I opened the door and situated myself better. Zig didn’t notice. He was finishing his notes.
“About that thing I asked you the other day,” I said.
Zig’s pen stopped squeaking. He sighed and tucked the notepad away.
“I’ll give you the benefit of the doubt and assume that you thought all the secretiveness about me and my identity was for my own privacy,” I said as he put the Impala in gear,
“but there had to have been someone who spelled it all out for you. Who was it? Warwick?” Ted Warwick, our commanding officer at the Fifth, was the one who’d hired Zig.

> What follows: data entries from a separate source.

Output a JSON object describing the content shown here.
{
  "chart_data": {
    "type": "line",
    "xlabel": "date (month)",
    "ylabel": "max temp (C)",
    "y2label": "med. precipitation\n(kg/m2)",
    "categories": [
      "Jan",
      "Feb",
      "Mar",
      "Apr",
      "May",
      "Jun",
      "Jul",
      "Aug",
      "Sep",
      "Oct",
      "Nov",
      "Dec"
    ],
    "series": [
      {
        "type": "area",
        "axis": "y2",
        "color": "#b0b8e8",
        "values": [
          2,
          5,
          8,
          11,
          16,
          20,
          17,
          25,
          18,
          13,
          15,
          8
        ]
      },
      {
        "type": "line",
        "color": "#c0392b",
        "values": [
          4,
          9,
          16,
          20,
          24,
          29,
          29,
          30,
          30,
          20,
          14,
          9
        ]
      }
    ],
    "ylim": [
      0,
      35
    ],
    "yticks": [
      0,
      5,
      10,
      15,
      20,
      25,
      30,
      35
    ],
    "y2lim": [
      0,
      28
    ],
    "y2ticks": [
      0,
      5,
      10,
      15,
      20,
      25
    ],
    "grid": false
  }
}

Zigler shifted in his heated leather seat and checked his rearview and sideview one time too many. “No, not Warwick. He did the interview, him and your doctor, and of course the Chief. But the intake was mainly Betty.”
Betty? As in, Betty of the chipper hello, and Betty of the incredibly awkward housewarming? “Betty,” I repeated. Her name sounded strange, like when you try to freak yourself out by saying the word “the” until it sounds funny and its actual meaning starts to slip away from you.
“She keeps all the personnel files,” said Zig.
“Jesus H. Christ. Is there anyone who doesn’t know about all this top-secret bullshit?”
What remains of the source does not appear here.